Resident John Heilner said that after carefully weighing the pros and cons of the minor site plan application and the variance being requested, he concluded that “the public detriments far outweigh any public benefits.”

“This is exactly the opposite of what the Municipal Land Use Law requires. In fact, the only party benefiting is Princeton University. It could derive the same benefit from any number of alternative plans,” Heilner said.

Heilner, who graduated from Princeton University in 1963 and belonged to the Court Club, said he can “only imagine (the older alumni’s) horror when they see the Court Club set apart from the other clubhouses” at Princeton University’s annual class reunions.

Lewis Hamilton, who also lives in Princeton, said Princeton University chose to design and plan for the new complex without regard for the town’s Master Plan and zoning ordinance, which led to the request for a buffer variance.

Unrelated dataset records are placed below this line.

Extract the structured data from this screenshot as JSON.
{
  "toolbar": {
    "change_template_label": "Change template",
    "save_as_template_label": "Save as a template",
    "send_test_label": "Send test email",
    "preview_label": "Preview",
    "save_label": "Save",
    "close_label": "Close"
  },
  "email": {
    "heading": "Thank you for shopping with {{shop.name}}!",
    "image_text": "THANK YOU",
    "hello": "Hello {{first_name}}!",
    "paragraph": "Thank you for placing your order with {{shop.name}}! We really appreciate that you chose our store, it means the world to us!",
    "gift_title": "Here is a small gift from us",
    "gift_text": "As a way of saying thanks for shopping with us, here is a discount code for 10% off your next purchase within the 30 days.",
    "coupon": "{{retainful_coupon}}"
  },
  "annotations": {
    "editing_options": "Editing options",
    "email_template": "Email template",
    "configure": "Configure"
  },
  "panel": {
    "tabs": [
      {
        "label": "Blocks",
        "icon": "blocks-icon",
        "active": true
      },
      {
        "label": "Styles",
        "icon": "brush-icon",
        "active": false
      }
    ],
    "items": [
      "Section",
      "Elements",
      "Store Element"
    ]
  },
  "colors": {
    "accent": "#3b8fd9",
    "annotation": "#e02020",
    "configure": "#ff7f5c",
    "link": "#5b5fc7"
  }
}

Princeton University’s position is clear, Hamilton said. It claims that the town does not have the authority to prevent it from demolishing the three houses and moving the Court Club building across the street, and the community is “powerless” to stop it, he said.

Hamilton said Princeton University is offering a “stark choice.”

The town can uphold its Master Plan and zoning ordinance, in which case the university will destroy the Court Club and leave the Victorian houses intact for now, or it can allow the university to save the Court Club building and destroy the houses, he said.

Resident James Bash agreed, and said that Princeton University “is saying to (the Planning Board and the community), ‘I will do harm, but if you resist, I will do greater harm.’ ”

“If this is what things have come to in Princeton, the university has lost its way,” Bash said. He urged the Planning Board to deny the variance and “hope town and gown can work together for a better solution, as we have done in the past.”

Melanie Stein, who lives in Princeton and who is a Princeton University graduate, said she was concerned about the process. She had expressed support for the project at the Historic Preservation Commission’s June 7 meeting to review the application.

Stein questioned whether there is a misunderstanding of the Princeton Planning Board’s role, and that it was her understanding that the university does not need permission to demolish the three houses.

LaPlace, the town’s Planning Director, said the Victorian houses are not protected by a local historic designation. The university could demolish them and the Court Club as well, he said.